Avant garde architect Greg Lynn's designs are inspired by Costa Rican tree frogs, jellyfish and B-movies. Quite colourful aren't they?

Greg Lynn's latest architecture project is shaped like a mutant flower and decorated in lime green and ruby red. With his curly hair and handlebar moustache, Lynn looks like he's on his way to a Village People convention, but he's trying to decide where to buy a batch of Costa Rican tree frogs, some exotic butterflies and a school of jellyfish. He's found a Dutch website that can DHL the first two and knows a zoo in Vienna that can supply the last. That's pretty much the picture you get after only a few minutes talking to him. Needless to say that Lynn is not your average architect.

We meet for breakfast in a hotel in Amsterdam. The mutant flower is called the Ark of the World Museum and it's an eco-tourism and cultural heritage centre in Costa Rica, the moustache is very distracting and the animals will be part of a show of Lynn's work at the MAK Gallery in Vienna this September. But if you've heard of Lynn before, then it is most likely to be because he's the guy who's into computers and blobs. And, true to form, he has just ordered a very blobby eggs benedict.

Lynn is a 39-year-old architect and theorist (he holds degrees in environmental design and in philosophy), and his essential idea is that the potentials offered by digital technology require architects to rethink some of the fundamental principles of their profession. "Architecture is one of the last modes of thought based on the inert," he once wrote. Thanks to computers it can be more complex, constantly mutating to take account of multiple environmental factors in the same way as a ship's sail responds to the wind. Architects should stop thinking about boxes, loosen up and start thinking in terms of more flexible forms like blobs.

All of that, particularly his rather engaging ability to fuse discussions of difficult philosophers like Leibniz and Descartes with easy-to-understand B-movie science-fiction imagery, got him nominated as one of Time magazine's design innovators for the 21st century (which the magazine modestly promoted as a list of future Einsteins).
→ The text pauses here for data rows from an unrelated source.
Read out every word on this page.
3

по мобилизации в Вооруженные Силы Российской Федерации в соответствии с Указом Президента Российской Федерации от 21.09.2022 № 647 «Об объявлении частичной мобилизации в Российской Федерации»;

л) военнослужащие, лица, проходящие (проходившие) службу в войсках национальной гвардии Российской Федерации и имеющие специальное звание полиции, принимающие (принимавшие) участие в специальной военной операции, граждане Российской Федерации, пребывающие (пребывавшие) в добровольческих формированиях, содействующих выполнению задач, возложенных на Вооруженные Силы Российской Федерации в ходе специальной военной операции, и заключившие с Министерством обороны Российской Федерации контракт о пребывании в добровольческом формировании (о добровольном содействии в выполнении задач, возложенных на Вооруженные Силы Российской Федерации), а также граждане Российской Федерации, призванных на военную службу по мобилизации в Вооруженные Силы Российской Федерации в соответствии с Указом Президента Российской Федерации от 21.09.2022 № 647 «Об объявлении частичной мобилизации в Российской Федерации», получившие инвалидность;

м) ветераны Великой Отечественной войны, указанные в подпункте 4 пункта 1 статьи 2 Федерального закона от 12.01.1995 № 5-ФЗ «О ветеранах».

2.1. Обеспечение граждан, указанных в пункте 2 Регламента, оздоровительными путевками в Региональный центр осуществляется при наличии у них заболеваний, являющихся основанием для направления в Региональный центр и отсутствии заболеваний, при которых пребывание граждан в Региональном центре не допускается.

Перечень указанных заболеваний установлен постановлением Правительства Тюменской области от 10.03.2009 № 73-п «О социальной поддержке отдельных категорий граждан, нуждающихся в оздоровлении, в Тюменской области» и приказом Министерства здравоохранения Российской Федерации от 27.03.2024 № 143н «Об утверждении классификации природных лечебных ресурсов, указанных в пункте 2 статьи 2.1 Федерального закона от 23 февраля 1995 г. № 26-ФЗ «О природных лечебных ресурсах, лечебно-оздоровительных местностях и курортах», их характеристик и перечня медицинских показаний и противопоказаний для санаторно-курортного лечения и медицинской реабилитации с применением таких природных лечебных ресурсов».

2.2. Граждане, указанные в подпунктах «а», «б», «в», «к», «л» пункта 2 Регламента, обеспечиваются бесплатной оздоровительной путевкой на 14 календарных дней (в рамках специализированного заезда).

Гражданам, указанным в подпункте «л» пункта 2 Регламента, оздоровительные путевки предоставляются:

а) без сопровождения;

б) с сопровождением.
It also got him a load of computer-obsessed architectural groupies, many of whom didn't quite understand the full extent of what he was on about (most people don't) but, like all of us, liked the sound of something radical, provocative and new.

"When I first used the term it was completely technical," he explains. "The term Blob modelling was a module in Wavefront software at the time, and it was an acronym for Binary Large Object - spheres that could be collected to form larger composite forms. At the level of geometry and mathematics, I was excited by the tool as it was great for making large-scale single surfaces out of many small components as well as adding detailed elements to larger areas. At a conceptual and technical level, I loved it and I do not expect this kind of nerdy involvement with the details of my profession to be shared or understood."
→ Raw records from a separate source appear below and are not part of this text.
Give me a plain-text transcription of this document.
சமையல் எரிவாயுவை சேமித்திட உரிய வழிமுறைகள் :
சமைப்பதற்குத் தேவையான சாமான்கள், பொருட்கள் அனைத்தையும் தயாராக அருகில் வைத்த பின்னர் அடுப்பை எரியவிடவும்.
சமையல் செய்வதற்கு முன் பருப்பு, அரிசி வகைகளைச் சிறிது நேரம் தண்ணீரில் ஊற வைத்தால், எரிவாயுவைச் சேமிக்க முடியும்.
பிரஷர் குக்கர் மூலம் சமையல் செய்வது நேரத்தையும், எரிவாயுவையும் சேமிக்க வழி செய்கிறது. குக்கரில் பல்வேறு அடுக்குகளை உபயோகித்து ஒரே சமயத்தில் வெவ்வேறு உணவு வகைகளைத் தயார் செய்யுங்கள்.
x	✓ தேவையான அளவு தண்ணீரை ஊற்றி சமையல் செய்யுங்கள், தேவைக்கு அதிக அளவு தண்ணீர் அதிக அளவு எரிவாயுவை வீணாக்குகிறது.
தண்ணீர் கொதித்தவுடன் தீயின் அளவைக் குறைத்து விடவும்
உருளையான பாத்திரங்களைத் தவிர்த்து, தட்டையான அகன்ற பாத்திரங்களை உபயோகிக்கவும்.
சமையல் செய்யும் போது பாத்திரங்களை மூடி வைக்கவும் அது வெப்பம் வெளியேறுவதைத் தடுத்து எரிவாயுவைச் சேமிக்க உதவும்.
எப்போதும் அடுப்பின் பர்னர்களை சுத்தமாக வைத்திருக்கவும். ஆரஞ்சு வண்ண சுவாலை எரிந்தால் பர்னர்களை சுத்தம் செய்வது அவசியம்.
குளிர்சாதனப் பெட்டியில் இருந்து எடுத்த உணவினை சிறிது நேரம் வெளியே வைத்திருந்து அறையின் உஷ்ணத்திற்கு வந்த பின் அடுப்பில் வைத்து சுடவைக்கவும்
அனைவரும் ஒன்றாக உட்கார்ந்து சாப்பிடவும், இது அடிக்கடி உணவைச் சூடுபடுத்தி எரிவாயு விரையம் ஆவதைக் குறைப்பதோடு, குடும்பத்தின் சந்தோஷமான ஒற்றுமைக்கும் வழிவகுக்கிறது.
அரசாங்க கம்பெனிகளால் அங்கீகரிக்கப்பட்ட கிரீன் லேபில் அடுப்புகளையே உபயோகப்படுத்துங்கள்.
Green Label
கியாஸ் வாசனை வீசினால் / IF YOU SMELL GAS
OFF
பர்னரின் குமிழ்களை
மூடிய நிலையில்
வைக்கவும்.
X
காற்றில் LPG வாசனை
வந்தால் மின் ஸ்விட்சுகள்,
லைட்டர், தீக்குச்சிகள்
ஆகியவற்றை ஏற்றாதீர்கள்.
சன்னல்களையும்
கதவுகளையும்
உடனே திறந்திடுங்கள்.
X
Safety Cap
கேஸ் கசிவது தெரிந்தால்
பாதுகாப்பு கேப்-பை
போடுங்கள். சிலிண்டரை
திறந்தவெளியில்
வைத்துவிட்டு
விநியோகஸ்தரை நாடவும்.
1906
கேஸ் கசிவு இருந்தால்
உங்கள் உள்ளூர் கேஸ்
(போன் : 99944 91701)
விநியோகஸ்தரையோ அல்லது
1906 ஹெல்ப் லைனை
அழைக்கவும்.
Given that one of his recent books was about stuff like an "integral isoparm approach to openings in spline surfaces" that last bit is not surprising. Lynn is, without doubt, a total geek. So in a way you could say that his success is proof of just how uncool architecture really is. It's a profession in which it is really easy for the geeks to inherit the earth. And recently Lynn has been a very busy man indeed.

Commissioned last year, the Ark of the World project is due to be completed in 2006. Amazingly, Lynn sees its garish colour scheme as part of a solution to what he describes as his "problems with colours". He has based it on the colour of tree frogs (hence the animal presence at his MAK exhibition) and taken a little advice from his brother, who knows about paint technology because he works for Trek (the bicycle products and accessories company). It's the kind of bizarre fusion of bestial aesthetics and cutting-edge industrial technology that only Lynn could come up with. The end result looks like a cross between some sort of Pokemon character and the kind of greedy man-eating plant monster from The Little Shop of Horrors. B-movie aesthetics (some would simply call it bad taste) are very dear to Lynn. "It created very mixed reactions from people whom I trust so I decided we were on to something," he says rather gleefully of the Ark's colour scheme.
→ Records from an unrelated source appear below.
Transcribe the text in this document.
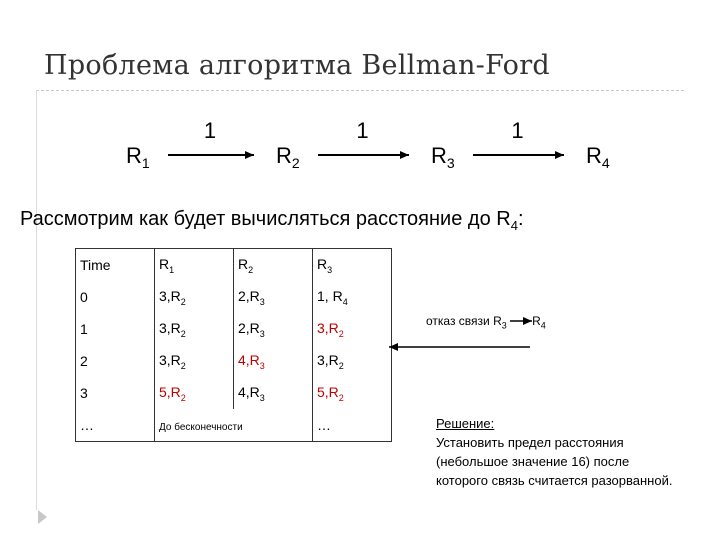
Проблема алгоритма Bellman-Ford
1	1	1
$R_1$	$R_2$	$R_3$	$R_4$
Рассмотрим как будет вычисляться расстояние до $R_4$:
Time	$R_1$	$R_2$	$R_3$
0	$3,R_2$	$2,R_3$	1, $R_4$
1	$3,R_2$	$2,R_3$	$3,R_2$
2	$3,R_2$	$4,R_3$	$3,R_2$
3	$5,R_2$	$4,R_3$	$5,R_2$
…	До бесконечности		…
отказ связи $R_3$ $R_4$
Решение:
Установить предел расстояния
(небольшое значение 16) после
которого связь считается разорванной.
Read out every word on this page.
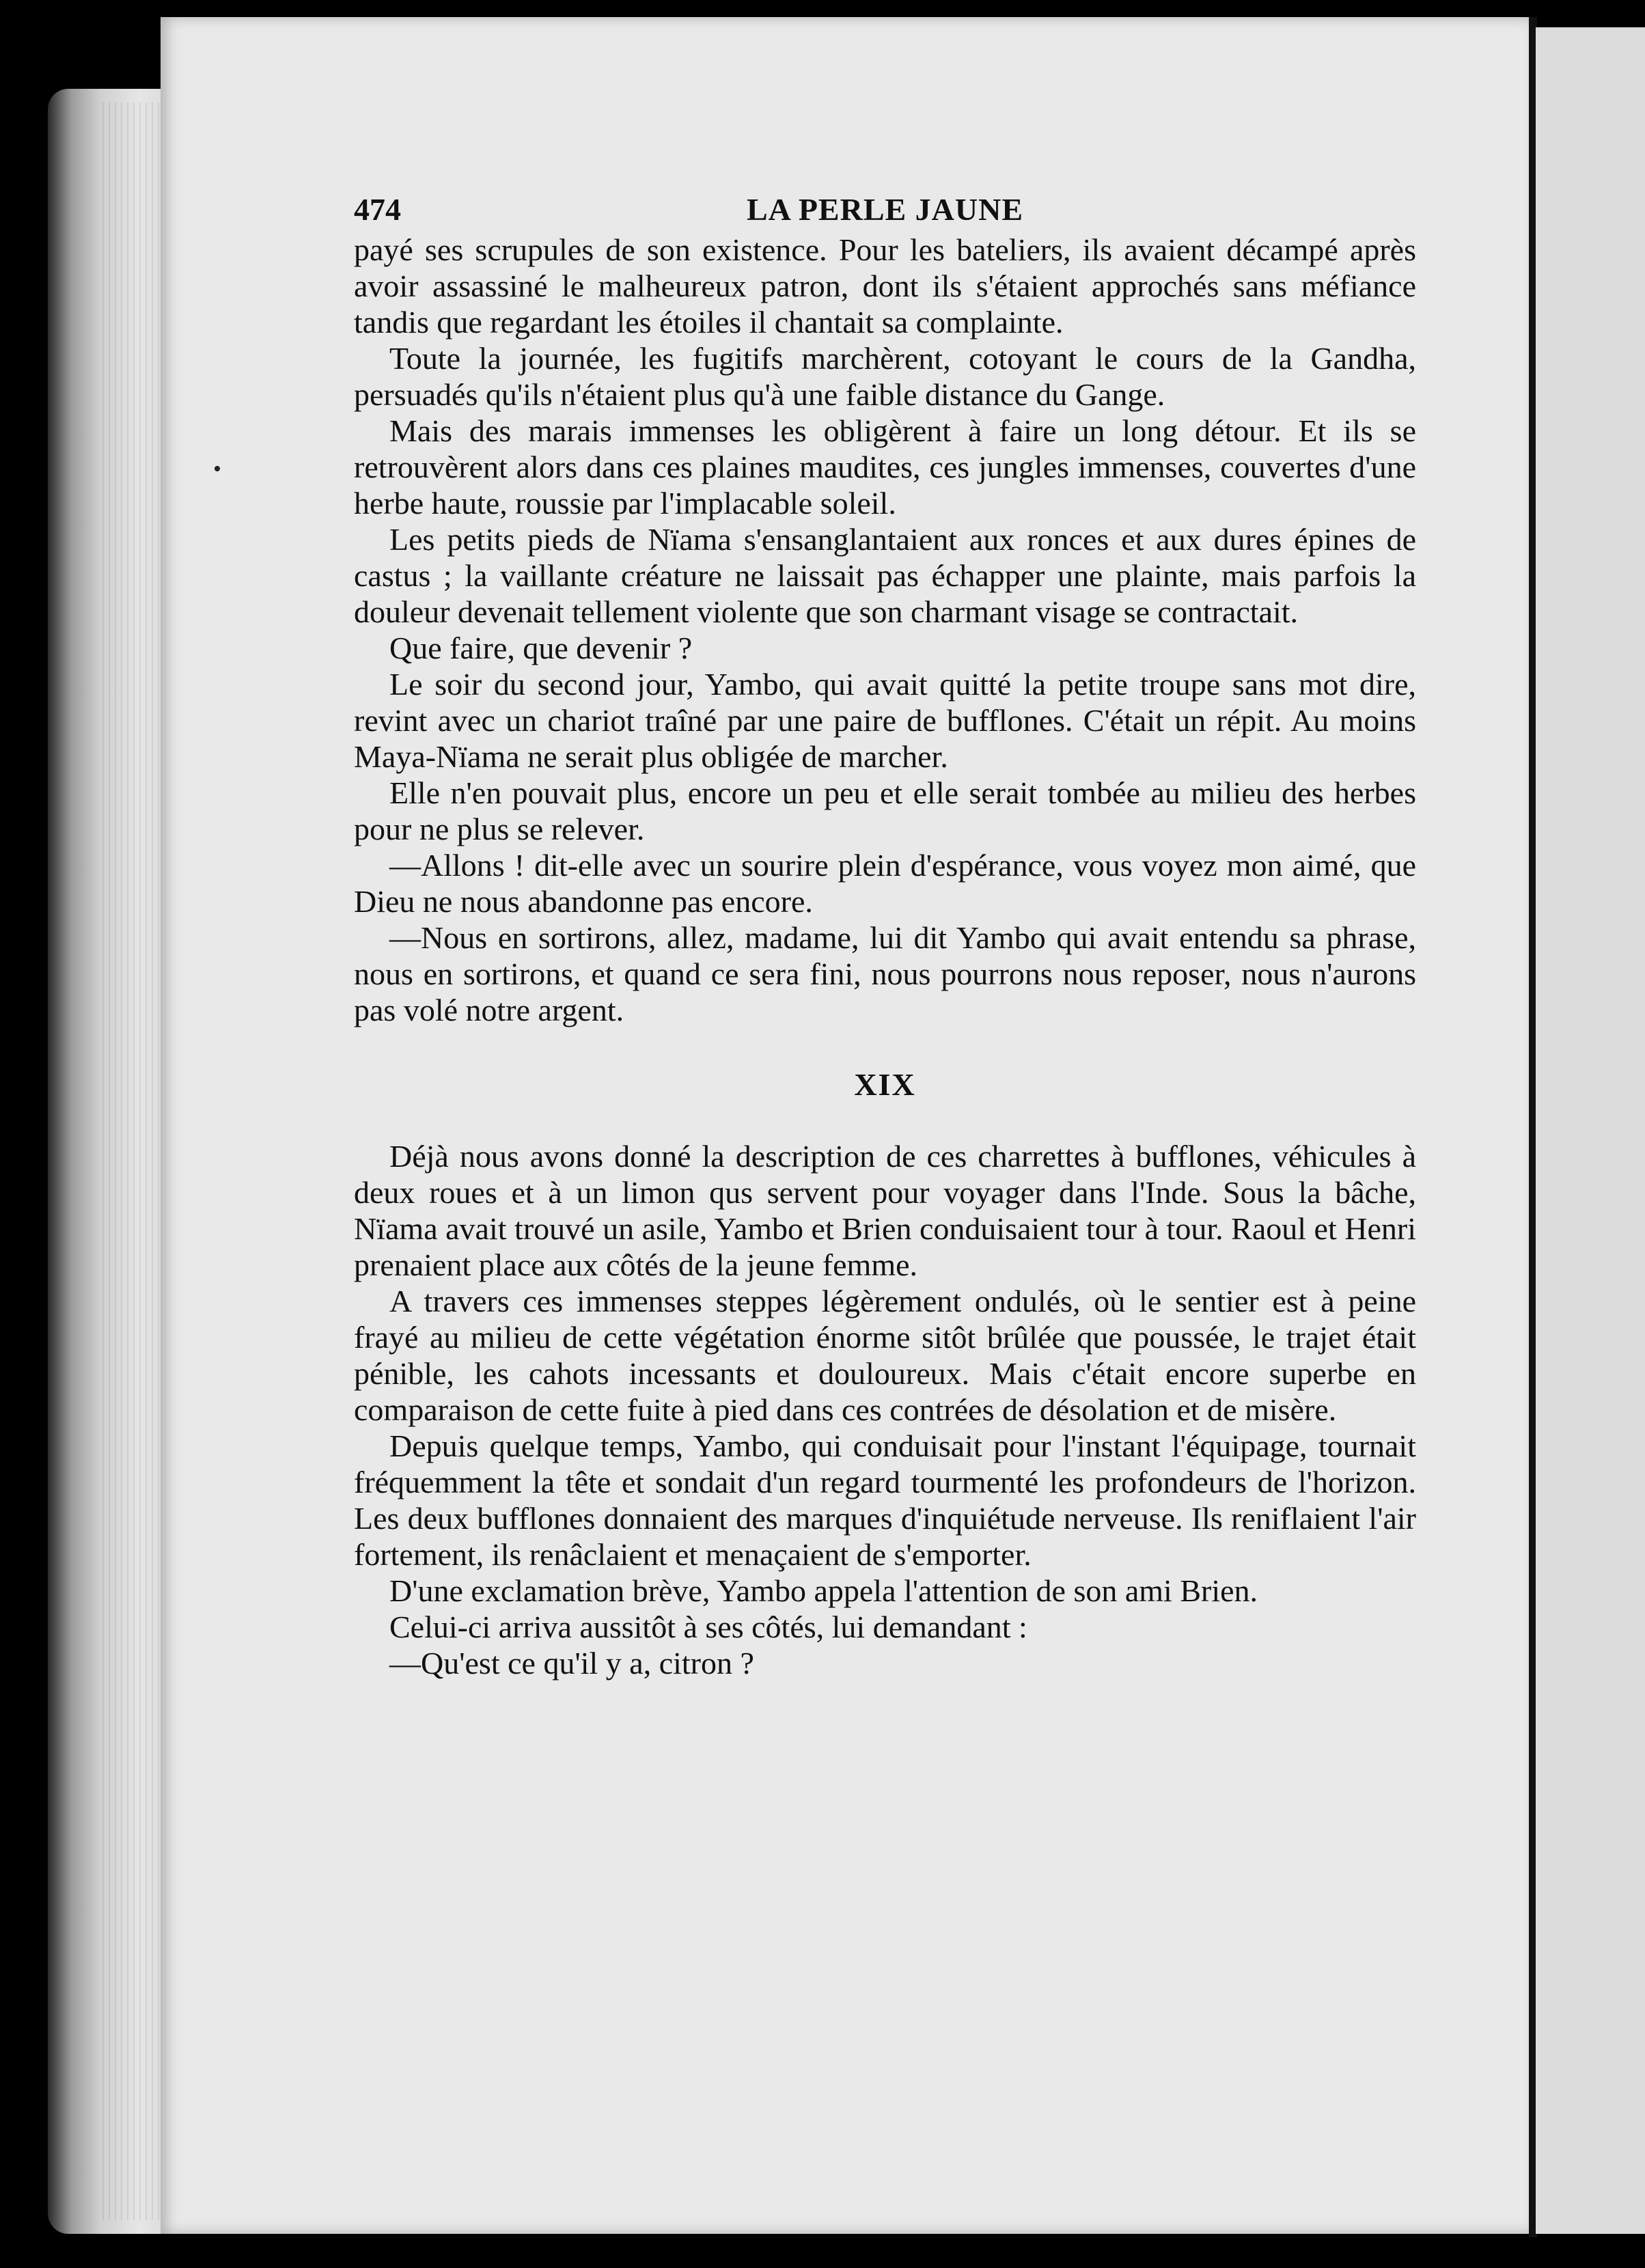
474	LA PERLE JAUNE

payé ses scrupules de son existence. Pour les bateliers, ils avaient décampé après avoir assassiné le malheureux patron, dont ils s'étaient approchés sans méfiance tandis que regardant les étoiles il chantait sa complainte.

Toute la journée, les fugitifs marchèrent, cotoyant le cours de la Gandha, persuadés qu'ils n'étaient plus qu'à une faible distance du Gange.

Mais des marais immenses les obligèrent à faire un long détour. Et ils se retrouvèrent alors dans ces plaines maudites, ces jungles immenses, couvertes d'une herbe haute, roussie par l'implacable soleil.

Les petits pieds de Nïama s'ensanglantaient aux ronces et aux dures épines de castus ; la vaillante créature ne laissait pas échapper une plainte, mais parfois la douleur devenait tellement violente que son charmant visage se contractait.

Que faire, que devenir ?

Le soir du second jour, Yambo, qui avait quitté la petite troupe sans mot dire, revint avec un chariot traîné par une paire de bufflones. C'était un répit. Au moins Maya-Nïama ne serait plus obligée de marcher.

Elle n'en pouvait plus, encore un peu et elle serait tombée au milieu des herbes pour ne plus se relever.

—Allons ! dit-elle avec un sourire plein d'espérance, vous voyez mon aimé, que Dieu ne nous abandonne pas encore.

—Nous en sortirons, allez, madame, lui dit Yambo qui avait entendu sa phrase, nous en sortirons, et quand ce sera fini, nous pourrons nous reposer, nous n'aurons pas volé notre argent.

XIX

Déjà nous avons donné la description de ces charrettes à bufflones, véhicules à deux roues et à un limon qus servent pour voyager dans l'Inde. Sous la bâche, Nïama avait trouvé un asile, Yambo et Brien conduisaient tour à tour. Raoul et Henri prenaient place aux côtés de la jeune femme.

A travers ces immenses steppes légèrement ondulés, où le sentier est à peine frayé au milieu de cette végétation énorme sitôt brûlée que poussée, le trajet était pénible, les cahots incessants et douloureux. Mais c'était encore superbe en comparaison de cette fuite à pied dans ces contrées de désolation et de misère.

Depuis quelque temps, Yambo, qui conduisait pour l'instant l'équipage, tournait fréquemment la tête et sondait d'un regard tourmenté les profondeurs de l'horizon. Les deux bufflones donnaient des marques d'inquiétude nerveuse. Ils reniflaient l'air fortement, ils renâclaient et menaçaient de s'emporter.

D'une exclamation brève, Yambo appela l'attention de son ami Brien.

Celui-ci arriva aussitôt à ses côtés, lui demandant :

—Qu'est ce qu'il y a, citron ?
"Unfortunately, taste plays a big part in the field of architecture," he later complains. "And beauty, elegance, luxury, quality and acceptance are all important values for clients. If you begin with these concerns you end up with the worst kind of tasteful design. I try to start somewhere else, and when it comes to hooking into a popular imagination I would rather be connecting with B-movies than a lifestyle magazine readership."

Perhaps, then, it's not surprising that Lynn has yet to produce a great deal of built work other than the Korean Presbyterian Church in New York (completed in 1998). But with a little help from the painter Fabian Marcaccio he did manage to make an art installation for the Wexner Center showcasing the potential of computer-managed fabrication which was inspired by Arnold Schwarzenegger's Predator. It looked like the shed skin of some alien squid and wasn't at all beautiful in any conventional sense.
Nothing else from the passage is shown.